Cinémasteak

Le massacre des innocents

d'Lëtzebuerger Land du 04.06.2021

On peut l’affirmer sans trembler : Umberto D. (1952) est l’un des plus beaux films du néoréalisme italien. Cette réussite, on la doit, une fois de plus, à la collaboration entre Vittorio De Sica et le scénariste Cesare Zavattini, avec lequel il réalisa quatre films au lendemain de la guerre (Sciuscià, 1946 ; Ladri di biciclette, 1948 et Miracolo a Milano, 1951).

Le titre renvoie secrètement au père du réalisateur, Umberto De Sica, auquel le film est dédié, mais aussi à son protagoniste, Umberto Domenico Ferrari, fonctionnaire du ministère des Travaux publics à la retraite. Pour ce rôle, le cinéaste cherche un « visage neuf, anonyme » avec des « yeux honnêtes », note-t-il dans ses mémoires (La Porta del Cielo. Memorie 1901-1952). Il trouvera finalement son interprète au cours d’une promenade sur la Piazza della Minerva, à Rome : il s’appelle Carlo Battisti et exerce à l’université de Florence en tant que professeur de philologie. Il a soixante-cinq ans et ne possède aucune expérience du jeu d’acteur. Rendre visible des anonymes, faire comprendre que l’Histoire est le fait de toutes et tous, comptent parmi les principes fondateurs du néoréalisme.

De Sica s’empare d’un cliché – celui du « pauvre vieux » – dont il parvient à tirer une charge émotionnelle et politique inouïe. L’histoire débute à partir d’une manifestation de retraités réclamant l’augmentation de leurs pensions (des revendications qui n’ont rien perdu de leur actualité malheureusement).
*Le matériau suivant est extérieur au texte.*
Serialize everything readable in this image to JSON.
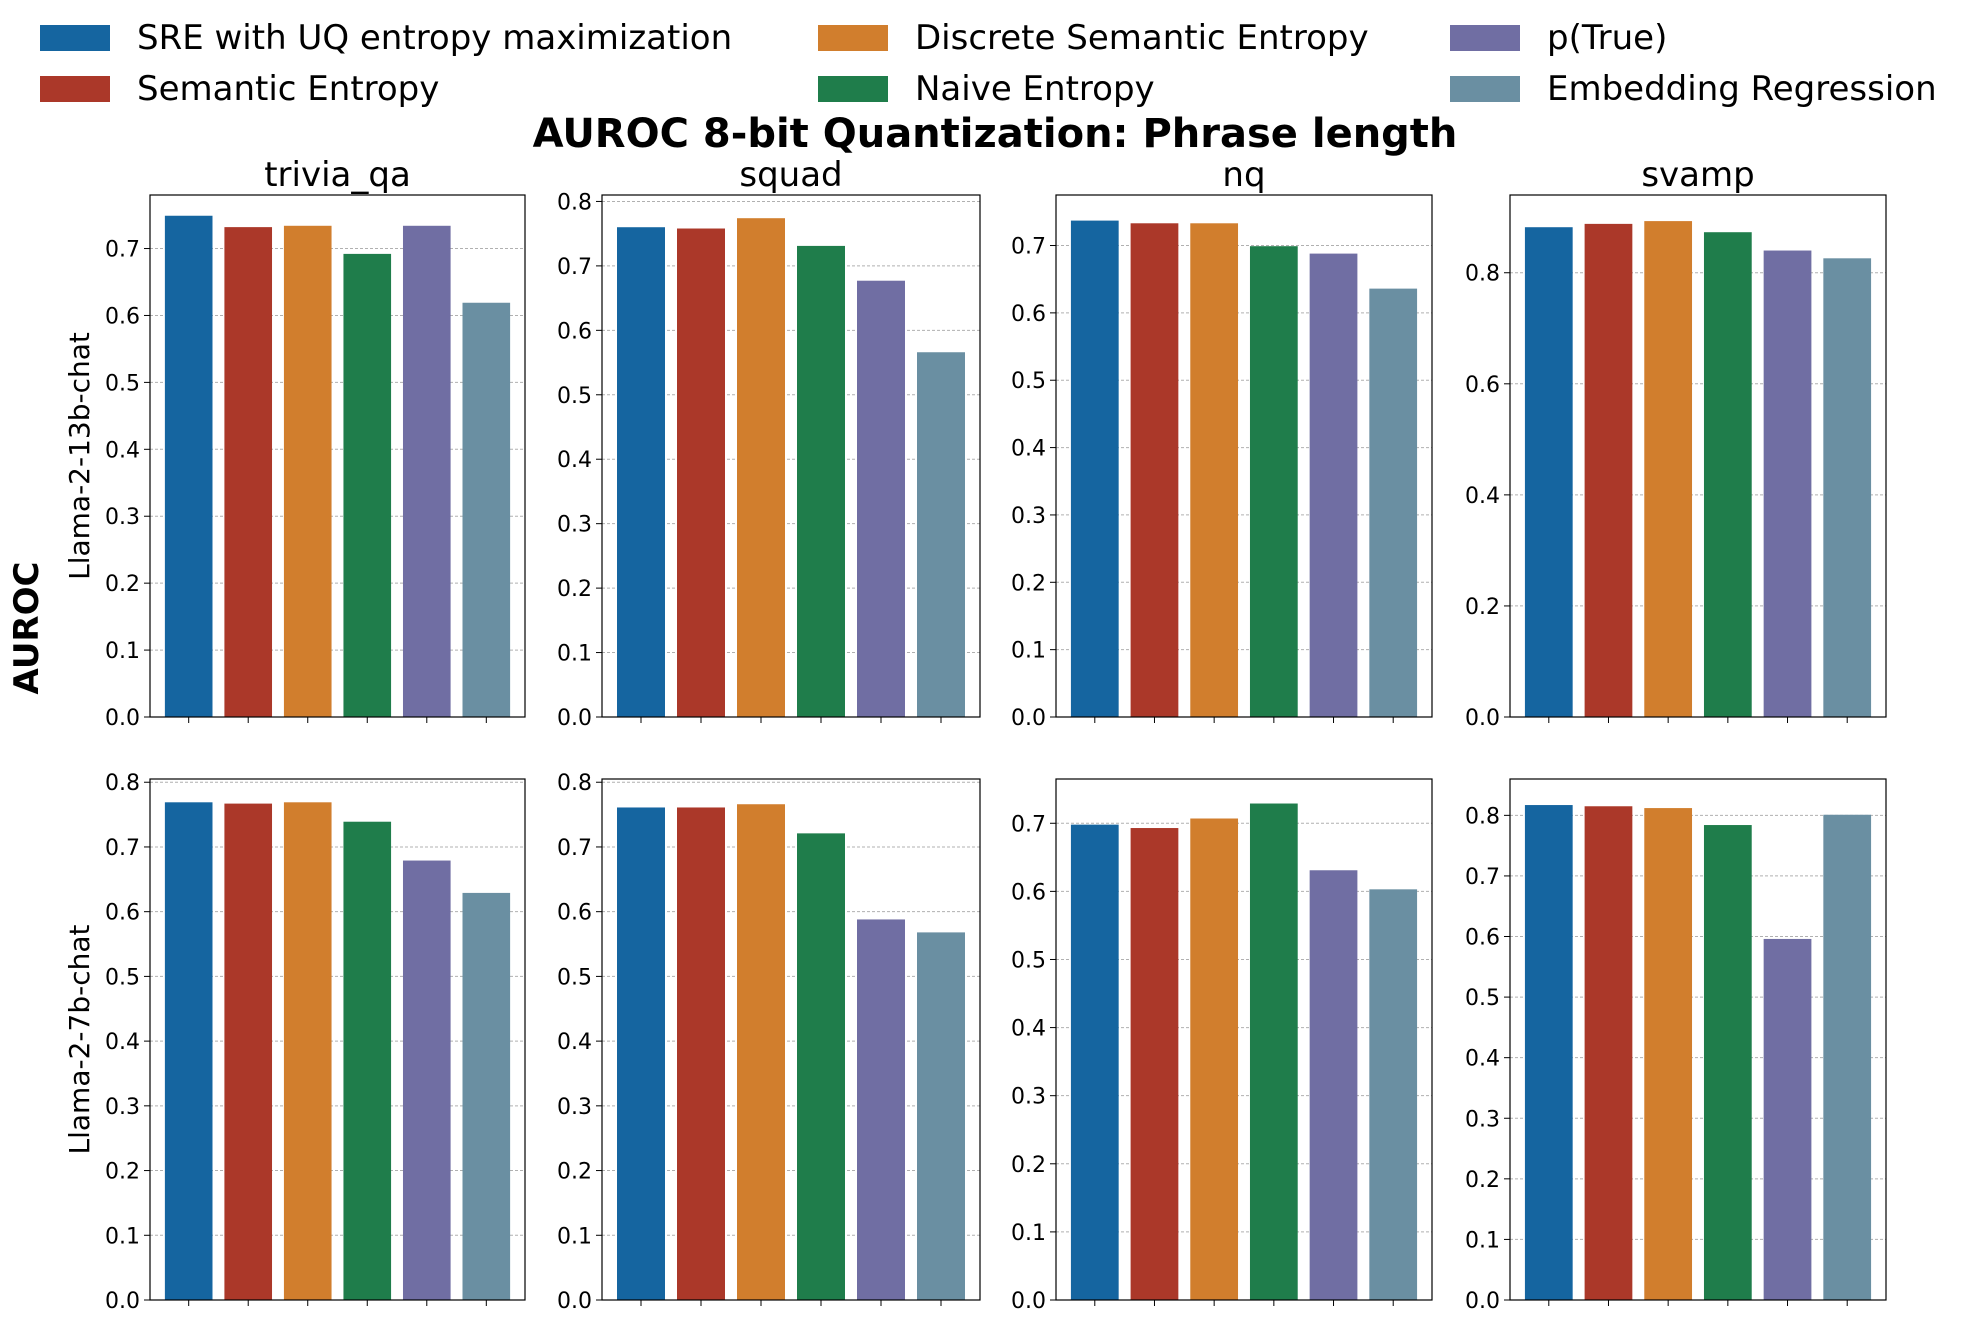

Ils finiront dispersés par la police. Tout le travail du cinéaste consiste à restituer avec empathie le quotidien d’une personne âgée exposée à toutes sortes de privations. Les émotions conduisent le spectateur à prendre position en faveur de ceux qui sont victimes d’injustices sociales. Ces émotions sont exacerbées par l’unique ami d’Umberto, le petit chien nommé Flyke, capable de toutes les acrobaties circassiennes, et par la solidarité qui naît avec une jeune servante, Maria (Maria-Pia Casilio), elle aussi sujette à toutes sortes d’exploitation. Telle est, pour De Sica, la sainte communauté des innocents : une personne âgée, un animal, une domestique, auxquels il convient d’ajouter les enfants sur lesquels se clôt le film, unique touche d’espoir au sein de la grisaille ambiante. Les autres adultes, en revanche, se distinguent par leur indifférence, leur égoïsme, leur méchanceté. Le monde en ressort clivé : il y a d’un côté ceux qui souffrent, et de l’autre ceux qui chantent (tel est le passe-temps favori de la logeuse qui s’apprête à expulser Umberto). Étrange monde dans lequel règne l’injustice.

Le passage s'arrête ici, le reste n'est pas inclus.